Tannhäuser is a painter, Venus is his inspiration, and his studo, Venusberg, overflows with the fruits of his creativity–the stage is empty but for a bed, which sees plenty of action, an easel, and dozens of canvases leaning against the walls. The Warburg song hall appears as an art gallery, with velvet ropes removed for the well-attended vernissage of a group show on the theme of love. Tannhäuser, stained and scruffy among the trendily-attired young artists, ignores the procedings to sketch his beloved Elisabeth, but has lost his mojo in this stuffy setting. Act Three returns to the atelier; the canvases are gone, and the returning pilgrims, all dressed like Tannhäuser, carry bare stretcher frames. The miracle of Tannhäuser’s redemption translates as the acceptance of his previously rejected portrait of Elisabeth, as, in a final coup de theatre, the back wall lifts to reveal a gallery of great nude portraiture.

 

Carson’s master stroke is to soften the libretto’s misogyny by exploring the tension between the erotic and the spiritual as a source of artistic inspiration. By the end, Elisabeth and Venus appear in tandem, dressed alike and shadowing each other in soft, dreamy movements. Tannhäuser, reaching out to both at once, has resolved his inner conflict, and his nude portrait of Elisabeth will hang in the hall of greats (though we never actually see any of his paintings).

 

Christopher Ventris was a rough-hewn but effective Tannhäuser; Nina Stemme, in her Paris Opera debut, sang with gleaming, sumptuous tone. Stephane Degout was splendid as Wolfram; he’s moved beyond his young lyric stage without losing any beauty of tone.
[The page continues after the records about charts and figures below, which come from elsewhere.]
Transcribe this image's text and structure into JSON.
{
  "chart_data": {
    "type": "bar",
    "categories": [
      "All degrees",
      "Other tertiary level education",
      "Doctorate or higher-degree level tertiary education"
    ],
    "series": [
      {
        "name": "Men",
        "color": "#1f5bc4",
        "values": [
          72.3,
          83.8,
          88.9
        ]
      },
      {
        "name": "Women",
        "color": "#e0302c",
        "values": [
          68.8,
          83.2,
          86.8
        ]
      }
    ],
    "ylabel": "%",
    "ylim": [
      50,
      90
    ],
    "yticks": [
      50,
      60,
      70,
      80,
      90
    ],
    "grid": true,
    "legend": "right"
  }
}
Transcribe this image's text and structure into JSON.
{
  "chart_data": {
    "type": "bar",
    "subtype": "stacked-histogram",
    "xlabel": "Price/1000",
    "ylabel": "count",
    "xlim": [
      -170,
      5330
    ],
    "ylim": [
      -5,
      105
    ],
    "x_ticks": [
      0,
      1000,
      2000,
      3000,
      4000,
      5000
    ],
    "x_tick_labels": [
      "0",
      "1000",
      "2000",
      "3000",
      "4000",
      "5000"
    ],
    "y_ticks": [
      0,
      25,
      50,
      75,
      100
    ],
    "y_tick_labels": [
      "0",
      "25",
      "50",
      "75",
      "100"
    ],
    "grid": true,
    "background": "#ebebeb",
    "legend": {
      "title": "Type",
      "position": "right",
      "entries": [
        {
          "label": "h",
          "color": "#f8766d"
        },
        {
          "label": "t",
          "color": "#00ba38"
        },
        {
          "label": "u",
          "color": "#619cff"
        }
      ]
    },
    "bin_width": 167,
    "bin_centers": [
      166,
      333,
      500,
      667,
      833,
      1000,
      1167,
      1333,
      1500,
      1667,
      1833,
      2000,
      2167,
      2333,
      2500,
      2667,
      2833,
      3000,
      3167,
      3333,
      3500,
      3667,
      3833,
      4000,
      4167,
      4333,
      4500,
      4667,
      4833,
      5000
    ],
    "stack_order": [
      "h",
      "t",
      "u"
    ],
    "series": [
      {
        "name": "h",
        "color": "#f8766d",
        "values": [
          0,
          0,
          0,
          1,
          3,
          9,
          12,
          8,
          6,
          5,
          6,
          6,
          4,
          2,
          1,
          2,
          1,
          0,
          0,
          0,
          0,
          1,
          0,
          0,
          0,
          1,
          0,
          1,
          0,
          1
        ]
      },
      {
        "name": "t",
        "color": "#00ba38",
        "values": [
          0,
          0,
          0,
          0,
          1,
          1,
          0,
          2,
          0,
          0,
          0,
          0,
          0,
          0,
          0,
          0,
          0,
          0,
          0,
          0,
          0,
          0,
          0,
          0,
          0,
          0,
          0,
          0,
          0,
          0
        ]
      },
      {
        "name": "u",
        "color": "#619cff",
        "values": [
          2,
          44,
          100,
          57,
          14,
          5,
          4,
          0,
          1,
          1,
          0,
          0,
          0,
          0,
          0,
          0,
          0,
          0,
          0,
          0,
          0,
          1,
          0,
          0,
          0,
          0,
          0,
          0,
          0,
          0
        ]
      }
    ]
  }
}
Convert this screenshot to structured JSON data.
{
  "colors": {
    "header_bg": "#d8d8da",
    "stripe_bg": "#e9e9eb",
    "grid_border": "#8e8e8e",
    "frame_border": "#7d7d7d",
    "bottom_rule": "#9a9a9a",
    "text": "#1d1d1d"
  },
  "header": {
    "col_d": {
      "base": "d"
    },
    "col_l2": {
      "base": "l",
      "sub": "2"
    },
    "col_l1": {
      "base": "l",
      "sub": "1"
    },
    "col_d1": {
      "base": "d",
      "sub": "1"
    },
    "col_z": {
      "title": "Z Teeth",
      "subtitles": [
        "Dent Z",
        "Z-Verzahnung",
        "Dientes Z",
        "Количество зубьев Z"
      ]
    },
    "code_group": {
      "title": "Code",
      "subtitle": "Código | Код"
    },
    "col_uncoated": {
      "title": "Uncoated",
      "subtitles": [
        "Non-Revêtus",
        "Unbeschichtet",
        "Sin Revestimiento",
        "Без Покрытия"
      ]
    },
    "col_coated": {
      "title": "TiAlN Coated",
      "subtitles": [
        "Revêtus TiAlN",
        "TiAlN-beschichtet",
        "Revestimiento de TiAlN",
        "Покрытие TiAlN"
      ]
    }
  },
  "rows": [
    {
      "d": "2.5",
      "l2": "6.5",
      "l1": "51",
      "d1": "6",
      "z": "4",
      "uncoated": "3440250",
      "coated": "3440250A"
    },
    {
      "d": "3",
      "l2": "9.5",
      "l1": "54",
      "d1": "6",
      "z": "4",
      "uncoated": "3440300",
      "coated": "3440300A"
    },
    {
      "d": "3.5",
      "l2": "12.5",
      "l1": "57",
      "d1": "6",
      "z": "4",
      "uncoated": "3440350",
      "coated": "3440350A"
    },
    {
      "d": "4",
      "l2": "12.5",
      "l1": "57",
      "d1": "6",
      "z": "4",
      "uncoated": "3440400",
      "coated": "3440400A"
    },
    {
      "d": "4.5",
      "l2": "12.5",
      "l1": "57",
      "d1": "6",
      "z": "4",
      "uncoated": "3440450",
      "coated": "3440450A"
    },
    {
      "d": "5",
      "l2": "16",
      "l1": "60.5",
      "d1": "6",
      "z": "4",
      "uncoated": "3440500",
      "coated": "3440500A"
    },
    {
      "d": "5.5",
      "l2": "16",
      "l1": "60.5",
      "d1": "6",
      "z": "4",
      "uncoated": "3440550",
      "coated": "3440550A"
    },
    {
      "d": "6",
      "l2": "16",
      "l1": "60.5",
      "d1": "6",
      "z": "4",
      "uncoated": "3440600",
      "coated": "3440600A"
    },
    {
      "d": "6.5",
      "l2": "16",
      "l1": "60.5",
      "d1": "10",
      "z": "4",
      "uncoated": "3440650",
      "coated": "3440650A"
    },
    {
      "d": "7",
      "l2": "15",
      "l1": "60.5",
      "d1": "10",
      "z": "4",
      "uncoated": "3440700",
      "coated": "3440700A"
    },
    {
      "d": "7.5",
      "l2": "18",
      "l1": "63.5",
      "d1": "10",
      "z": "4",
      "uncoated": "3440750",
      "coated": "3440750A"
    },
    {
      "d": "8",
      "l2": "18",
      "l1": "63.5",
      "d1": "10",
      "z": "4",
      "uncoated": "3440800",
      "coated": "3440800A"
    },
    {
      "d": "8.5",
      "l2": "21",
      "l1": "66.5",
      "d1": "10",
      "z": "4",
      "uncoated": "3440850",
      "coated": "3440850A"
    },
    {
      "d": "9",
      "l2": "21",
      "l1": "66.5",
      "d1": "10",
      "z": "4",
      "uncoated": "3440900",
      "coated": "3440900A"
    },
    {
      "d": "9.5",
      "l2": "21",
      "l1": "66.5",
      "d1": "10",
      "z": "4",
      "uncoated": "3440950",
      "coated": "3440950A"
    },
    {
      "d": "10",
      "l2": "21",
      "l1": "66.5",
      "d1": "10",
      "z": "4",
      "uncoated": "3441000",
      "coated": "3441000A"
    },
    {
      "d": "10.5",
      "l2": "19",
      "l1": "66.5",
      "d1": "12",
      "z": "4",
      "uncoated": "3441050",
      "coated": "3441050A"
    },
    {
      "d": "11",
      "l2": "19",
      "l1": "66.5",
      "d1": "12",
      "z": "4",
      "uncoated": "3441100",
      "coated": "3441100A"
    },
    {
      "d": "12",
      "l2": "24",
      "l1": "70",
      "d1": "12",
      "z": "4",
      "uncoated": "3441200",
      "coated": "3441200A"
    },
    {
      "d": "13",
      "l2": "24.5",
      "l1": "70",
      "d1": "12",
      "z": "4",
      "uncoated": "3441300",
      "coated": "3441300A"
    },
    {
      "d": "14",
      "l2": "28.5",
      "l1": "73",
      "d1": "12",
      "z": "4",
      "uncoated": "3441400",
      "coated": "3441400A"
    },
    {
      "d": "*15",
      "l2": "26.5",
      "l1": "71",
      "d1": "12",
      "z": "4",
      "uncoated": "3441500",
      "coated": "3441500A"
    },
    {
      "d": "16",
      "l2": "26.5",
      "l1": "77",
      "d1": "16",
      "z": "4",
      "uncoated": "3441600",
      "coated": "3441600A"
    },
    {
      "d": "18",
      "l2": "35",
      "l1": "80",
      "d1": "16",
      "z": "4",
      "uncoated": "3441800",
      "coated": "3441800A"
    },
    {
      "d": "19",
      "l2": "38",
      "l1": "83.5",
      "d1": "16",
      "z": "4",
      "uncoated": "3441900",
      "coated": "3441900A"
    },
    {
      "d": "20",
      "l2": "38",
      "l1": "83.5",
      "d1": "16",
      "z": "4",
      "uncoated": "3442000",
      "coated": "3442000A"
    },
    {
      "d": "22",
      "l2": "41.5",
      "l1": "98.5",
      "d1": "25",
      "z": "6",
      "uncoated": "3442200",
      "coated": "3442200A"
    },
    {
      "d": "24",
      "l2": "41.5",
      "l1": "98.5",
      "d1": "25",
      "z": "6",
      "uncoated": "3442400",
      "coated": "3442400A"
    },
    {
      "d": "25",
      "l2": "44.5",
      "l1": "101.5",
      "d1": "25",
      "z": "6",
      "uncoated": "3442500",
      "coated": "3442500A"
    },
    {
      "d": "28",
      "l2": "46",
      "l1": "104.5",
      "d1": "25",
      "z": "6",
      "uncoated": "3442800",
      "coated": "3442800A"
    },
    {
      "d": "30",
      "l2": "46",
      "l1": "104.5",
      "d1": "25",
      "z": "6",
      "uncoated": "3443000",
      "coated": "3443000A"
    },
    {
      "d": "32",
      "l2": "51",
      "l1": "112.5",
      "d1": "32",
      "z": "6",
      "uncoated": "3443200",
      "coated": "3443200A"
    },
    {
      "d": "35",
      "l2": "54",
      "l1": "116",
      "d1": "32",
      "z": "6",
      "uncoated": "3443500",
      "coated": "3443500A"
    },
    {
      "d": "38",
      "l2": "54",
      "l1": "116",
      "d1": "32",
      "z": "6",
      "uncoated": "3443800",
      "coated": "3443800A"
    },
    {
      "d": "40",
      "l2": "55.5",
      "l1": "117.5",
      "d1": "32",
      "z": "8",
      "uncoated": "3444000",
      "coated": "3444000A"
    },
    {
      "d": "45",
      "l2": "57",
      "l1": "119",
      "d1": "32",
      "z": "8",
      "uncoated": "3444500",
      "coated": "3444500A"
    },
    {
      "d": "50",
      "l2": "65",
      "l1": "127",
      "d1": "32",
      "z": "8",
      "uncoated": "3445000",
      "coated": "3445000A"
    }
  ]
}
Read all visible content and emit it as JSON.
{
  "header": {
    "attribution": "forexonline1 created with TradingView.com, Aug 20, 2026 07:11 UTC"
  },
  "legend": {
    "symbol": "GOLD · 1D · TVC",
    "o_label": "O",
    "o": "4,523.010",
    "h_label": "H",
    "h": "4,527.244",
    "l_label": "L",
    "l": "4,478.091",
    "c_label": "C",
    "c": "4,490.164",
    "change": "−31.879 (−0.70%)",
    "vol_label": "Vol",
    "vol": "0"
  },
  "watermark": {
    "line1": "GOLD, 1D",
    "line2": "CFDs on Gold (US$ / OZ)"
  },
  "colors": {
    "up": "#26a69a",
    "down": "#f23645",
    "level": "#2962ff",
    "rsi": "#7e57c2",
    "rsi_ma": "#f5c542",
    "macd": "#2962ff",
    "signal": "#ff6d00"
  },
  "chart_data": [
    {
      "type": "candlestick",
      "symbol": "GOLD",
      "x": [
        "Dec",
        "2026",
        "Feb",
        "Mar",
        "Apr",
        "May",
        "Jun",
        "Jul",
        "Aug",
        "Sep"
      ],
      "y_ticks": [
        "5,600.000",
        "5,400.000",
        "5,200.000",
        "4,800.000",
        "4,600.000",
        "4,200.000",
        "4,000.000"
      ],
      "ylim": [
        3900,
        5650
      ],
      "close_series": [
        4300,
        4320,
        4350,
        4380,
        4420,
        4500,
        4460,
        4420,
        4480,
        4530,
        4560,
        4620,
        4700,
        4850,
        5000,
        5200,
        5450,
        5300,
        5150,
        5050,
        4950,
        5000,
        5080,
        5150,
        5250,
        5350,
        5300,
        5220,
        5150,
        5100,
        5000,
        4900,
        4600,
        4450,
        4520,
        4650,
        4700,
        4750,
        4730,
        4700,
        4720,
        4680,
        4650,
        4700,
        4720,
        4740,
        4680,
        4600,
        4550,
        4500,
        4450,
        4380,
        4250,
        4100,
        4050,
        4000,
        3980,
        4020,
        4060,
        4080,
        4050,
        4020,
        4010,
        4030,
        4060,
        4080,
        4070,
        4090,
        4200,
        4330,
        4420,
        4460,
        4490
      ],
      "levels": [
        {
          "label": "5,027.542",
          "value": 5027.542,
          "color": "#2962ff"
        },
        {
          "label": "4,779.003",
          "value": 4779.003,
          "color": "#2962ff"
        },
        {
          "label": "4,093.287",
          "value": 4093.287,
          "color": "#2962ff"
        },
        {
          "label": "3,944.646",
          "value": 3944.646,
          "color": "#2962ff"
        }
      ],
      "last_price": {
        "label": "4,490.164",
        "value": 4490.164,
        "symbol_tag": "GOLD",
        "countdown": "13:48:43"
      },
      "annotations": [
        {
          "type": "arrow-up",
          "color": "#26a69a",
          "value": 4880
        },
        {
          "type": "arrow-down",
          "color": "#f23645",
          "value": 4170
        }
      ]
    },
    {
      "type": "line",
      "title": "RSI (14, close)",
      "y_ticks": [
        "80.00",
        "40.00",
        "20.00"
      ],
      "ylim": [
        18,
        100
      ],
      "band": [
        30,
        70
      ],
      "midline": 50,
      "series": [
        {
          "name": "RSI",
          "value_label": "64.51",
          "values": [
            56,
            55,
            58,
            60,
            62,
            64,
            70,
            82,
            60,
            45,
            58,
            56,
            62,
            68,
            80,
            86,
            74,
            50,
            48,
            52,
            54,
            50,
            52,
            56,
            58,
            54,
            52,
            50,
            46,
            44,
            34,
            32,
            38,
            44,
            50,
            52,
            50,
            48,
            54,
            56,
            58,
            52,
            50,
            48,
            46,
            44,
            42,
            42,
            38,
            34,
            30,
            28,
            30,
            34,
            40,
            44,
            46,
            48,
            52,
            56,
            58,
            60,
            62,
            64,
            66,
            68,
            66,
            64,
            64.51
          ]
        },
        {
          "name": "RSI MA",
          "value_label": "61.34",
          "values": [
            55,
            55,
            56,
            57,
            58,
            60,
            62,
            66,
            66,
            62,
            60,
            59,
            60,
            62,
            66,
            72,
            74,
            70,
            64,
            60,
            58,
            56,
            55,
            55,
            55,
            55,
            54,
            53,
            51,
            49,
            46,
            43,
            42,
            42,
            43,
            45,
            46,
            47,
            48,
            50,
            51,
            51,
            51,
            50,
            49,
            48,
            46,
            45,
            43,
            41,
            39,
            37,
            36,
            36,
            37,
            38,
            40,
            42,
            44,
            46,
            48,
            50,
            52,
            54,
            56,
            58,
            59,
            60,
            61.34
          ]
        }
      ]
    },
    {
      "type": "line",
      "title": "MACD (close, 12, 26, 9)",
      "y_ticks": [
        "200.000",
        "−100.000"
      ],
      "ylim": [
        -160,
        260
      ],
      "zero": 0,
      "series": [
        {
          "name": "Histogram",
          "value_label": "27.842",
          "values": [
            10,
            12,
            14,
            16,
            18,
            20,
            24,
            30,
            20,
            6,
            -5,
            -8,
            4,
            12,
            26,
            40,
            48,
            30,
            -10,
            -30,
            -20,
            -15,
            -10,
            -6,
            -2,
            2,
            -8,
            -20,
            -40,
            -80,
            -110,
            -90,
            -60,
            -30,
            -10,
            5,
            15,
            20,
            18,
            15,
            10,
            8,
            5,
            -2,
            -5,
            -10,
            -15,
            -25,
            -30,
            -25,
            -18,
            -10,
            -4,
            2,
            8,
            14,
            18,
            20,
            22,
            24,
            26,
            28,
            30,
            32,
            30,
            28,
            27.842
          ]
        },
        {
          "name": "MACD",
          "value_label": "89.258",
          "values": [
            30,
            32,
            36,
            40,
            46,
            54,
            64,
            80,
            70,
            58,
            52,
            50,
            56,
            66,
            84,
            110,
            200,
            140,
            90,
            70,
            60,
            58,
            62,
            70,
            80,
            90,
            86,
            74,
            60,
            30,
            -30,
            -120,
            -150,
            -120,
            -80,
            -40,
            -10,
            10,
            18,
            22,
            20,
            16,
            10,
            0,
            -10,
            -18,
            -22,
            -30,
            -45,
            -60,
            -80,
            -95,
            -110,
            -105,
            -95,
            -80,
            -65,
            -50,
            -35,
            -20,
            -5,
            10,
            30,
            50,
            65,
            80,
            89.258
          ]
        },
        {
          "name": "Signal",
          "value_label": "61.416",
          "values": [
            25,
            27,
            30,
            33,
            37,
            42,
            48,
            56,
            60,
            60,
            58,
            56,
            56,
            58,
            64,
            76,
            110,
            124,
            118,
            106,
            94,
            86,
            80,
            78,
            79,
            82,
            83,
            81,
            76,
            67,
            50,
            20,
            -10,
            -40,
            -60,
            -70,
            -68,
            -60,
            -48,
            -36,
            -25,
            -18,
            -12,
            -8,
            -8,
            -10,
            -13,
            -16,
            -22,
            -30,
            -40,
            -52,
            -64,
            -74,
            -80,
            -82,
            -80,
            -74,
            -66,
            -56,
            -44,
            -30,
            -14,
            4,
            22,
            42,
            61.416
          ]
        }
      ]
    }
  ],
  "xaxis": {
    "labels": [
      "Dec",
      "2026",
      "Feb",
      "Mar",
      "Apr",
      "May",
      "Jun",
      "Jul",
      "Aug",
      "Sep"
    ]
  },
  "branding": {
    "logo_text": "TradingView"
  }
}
Christoph Fischesser, another welcome Paris newcomer, was a wonderful Hermann–one of the best bass voices I’ve heard in a long time. Sophie Koch sounded at her limits as Venus (or was that an artifact of the sound system? I had to watch the first act on a screen in the lobby) but was musically and dramatically effective. Sir Mark Elder drew rich colors from the orchestra and generally kept things moving, though, even apart from some appropriate grand pauses, I thought some long passages needed more drive.

 

Overall, une très belle soirée.

 

Trivia: according to the program book, the rehearsal period for Istvan Szabo’s 1984 Paris production was so contentious that the director later turned the saga into a film starring Glen Close as Elisabeth, Meeting Venus. Kitschy fun.